Corporate Finance – A Practical Overview

1 Day In-House Training Course

This 1-day, in-house course gives thorough overview of the rules and regulations surrounding mainstream corporate finance activities, highlighting those areas likely to cause serious problems if overlooked.

The course enables executive and non-executive directors of public companies and non-specialist practitioners to achieve a workable understanding of the legislation, rule books, conventions and practices surrounding corporate finance transactions – with emphasis on the practical issues involved in concluding a deal within the regulatory framework.

A knowledge of personal responsibilities and potential liabilities should ensure that the specialist advice available to directors and their advisers during the course of a transaction is used to best advantage.

Course Outline

  • The Regulatory Framework for Quoted Companies

    • Financial Services & Markets Act (fizma) – the FCA, the UKLA & the Purple Book
    • The UK Stock Exchange – the Official List
    • The EU Prospectus Directive – where it applies and where it does not
    • Sponsors & Nomads – for IPOs on the main board or for AIM
    • The Takeover Code – the six General Principles of the Blue Book
    • Competition Regulations – the Competition Commission & the Office of Fair Trading
  • Areas of Potential Complexity

    • Money Laundering – rules extend far further than an innocent bystander might expect
    • Completion Meetings – timing problems, release of charges, money transfers, escrow
    • Representations, Warranties & Indemnities- what they mean and how to use them
    • Joint & Several Liability – who pays the damages for the breach of a warranty?
    • Buyer’s Remedies – rescission and/or damages
    • Seller’s Disclosure Letter – how to reduce a seller’s liabilities
    • Verification of a Prospectus – how to reduce directors’ liabilities
    • Due Diligence – can never be perfect but should reduce surprise
  • The Financial Conduct Authority (FCA)

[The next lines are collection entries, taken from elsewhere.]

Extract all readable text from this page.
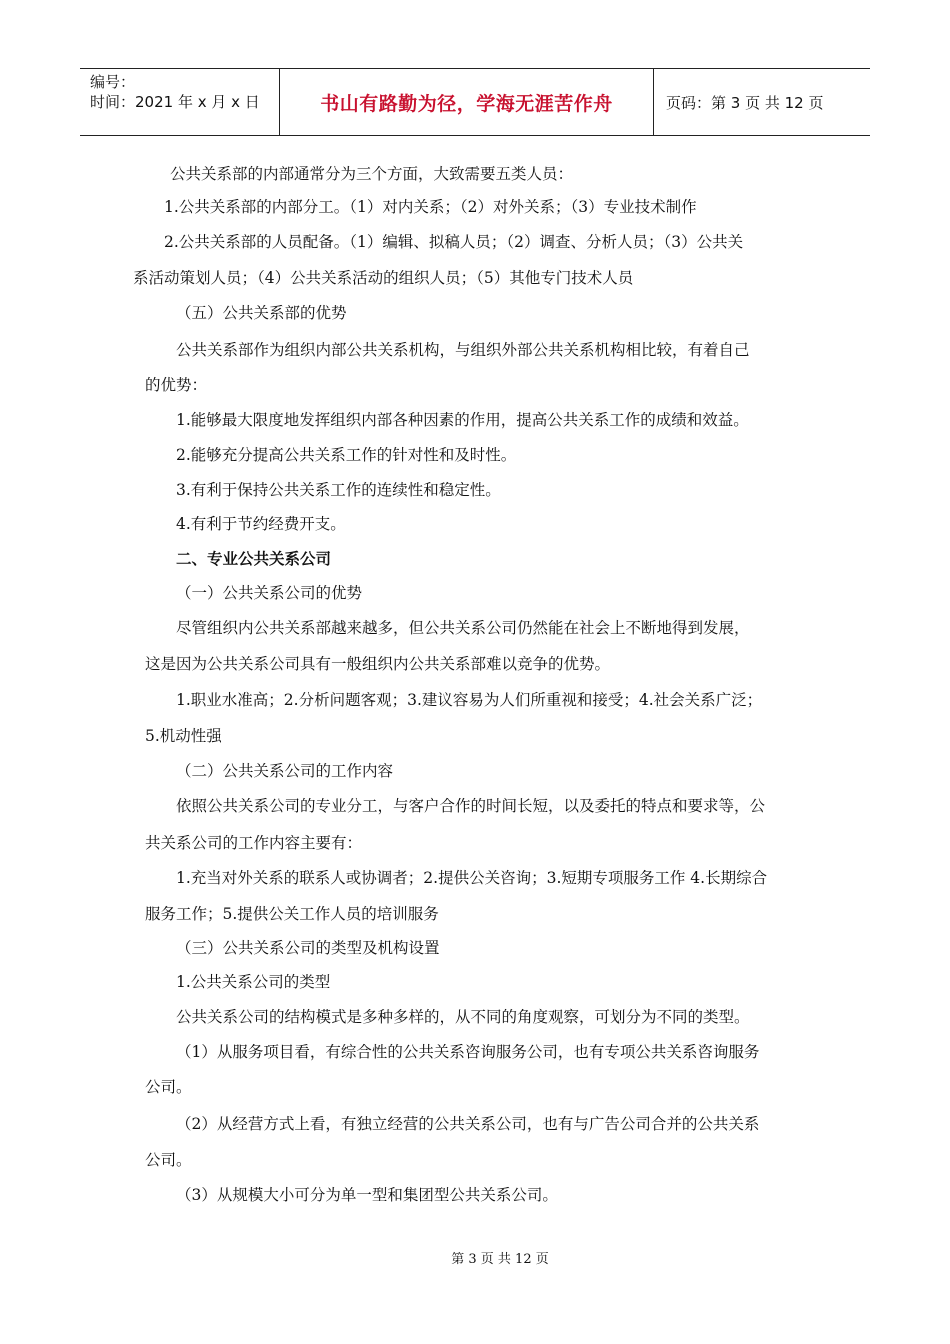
编号：
时间：2021 年 x 月 x 日	书山有路勤为径，学海无涯苦作舟	页码：第 3 页 共 12 页
公共关系部的内部通常分为三个方面，大致需要五类人员：
1.公共关系部的内部分工。（1）对内关系；（2）对外关系；（3）专业技术制作
2.公共关系部的人员配备。（1）编辑、拟稿人员；（2）调查、分析人员；（3）公共关
系活动策划人员；（4）公共关系活动的组织人员；（5）其他专门技术人员
（五）公共关系部的优势
公共关系部作为组织内部公共关系机构，与组织外部公共关系机构相比较，有着自己
的优势：
1.能够最大限度地发挥组织内部各种因素的作用，提高公共关系工作的成绩和效益。
2.能够充分提高公共关系工作的针对性和及时性。
3.有利于保持公共关系工作的连续性和稳定性。
4.有利于节约经费开支。
二、专业公共关系公司
（一）公共关系公司的优势
尽管组织内公共关系部越来越多，但公共关系公司仍然能在社会上不断地得到发展，
这是因为公共关系公司具有一般组织内公共关系部难以竞争的优势。
1.职业水准高；2.分析问题客观；3.建议容易为人们所重视和接受；4.社会关系广泛；
5.机动性强
（二）公共关系公司的工作内容
依照公共关系公司的专业分工，与客户合作的时间长短，以及委托的特点和要求等，公
共关系公司的工作内容主要有：
1.充当对外关系的联系人或协调者；2.提供公关咨询；3.短期专项服务工作 4.长期综合
服务工作；5.提供公关工作人员的培训服务
（三）公共关系公司的类型及机构设置
1.公共关系公司的类型
公共关系公司的结构模式是多种多样的，从不同的角度观察，可划分为不同的类型。
（1）从服务项目看，有综合性的公共关系咨询服务公司，也有专项公共关系咨询服务
公司。
（2）从经营方式上看，有独立经营的公共关系公司，也有与广告公司合并的公共关系
公司。
（3）从规模大小可分为单一型和集团型公共关系公司。
第 3 页 共 12 页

    • Conduct of Business – authorisation, regulation, investigation and enforcement
    • Financial Promotion – inducements to enter into investment activity
    • Misleading Statements & Practices – dishonestly concealing material facts etc.
    • Insider Dealing – the separate ingredients of the offence and the defences
    • Market Abuse – sanction for unacceptable market behaviour
  • The UK Corporate Governance Code

    • Background – Cadbury, Greenbury, Hampel, Turnbull, Smith, Higgs
    • Directors – establishing an effective and balanced board, directors’ remuneration
    • Accountability – establishing sound internal controls, duties of the audit committee
    • Satisfactory Dialogue – with ordinary shareholders and institutional shareholders
  • Duties of Directors

    • Categories – executive, non-executive, shadow, alternate, nominee & associate
    • Role of the Chairman – chairman of the board; not the company
    • Authority of the Board – delegated powers of the managing director, committees
    • Board Meetings – conduct of meetings, notice, attendance, quorum, voting
    • Director’s Duty & Skill – what is expected and when?
    • Service Contracts & Consultancy Agreements – when to use them
    • Insolvency – liability for wrongful trading, fraudulent trading & disqualification
    • Appointing Advisers – why use advisers? what do they offer? what to tell advisers
    • Engagement Letters & Fees – time, fixed and/or percentage of the deal

Course Notes, Slides and Exercises

Participants will receive a booklet containing copies of 15 slides and 52 pages of very comprehensive notes. Each slide will cover a number of related topics and the accompanying notes will support the content of the course to be delivered by the trainer.

During the course of the day, participants will undertake one or two exercises (problems) in groups of two or three (depending on the size of the class) which will involve considering what advice should be given to a client in particular circumstances. Participants will discuss the exercise with each other and then with the trainer and will receive a written answer to the problem.

Exercise 1

You are running a completion meeting which is not going smoothly. You decide what action to take regarding late disclosure, an important missing contract, absence of required signatories and the discharge of encumbrances.

Exercise 2

The completion meeting continues through the night during which you, inter alia, secure a solicitor’s undertaking, make suitable arrangements to provide for the loss of a share certificate and secure the payment of the consideration.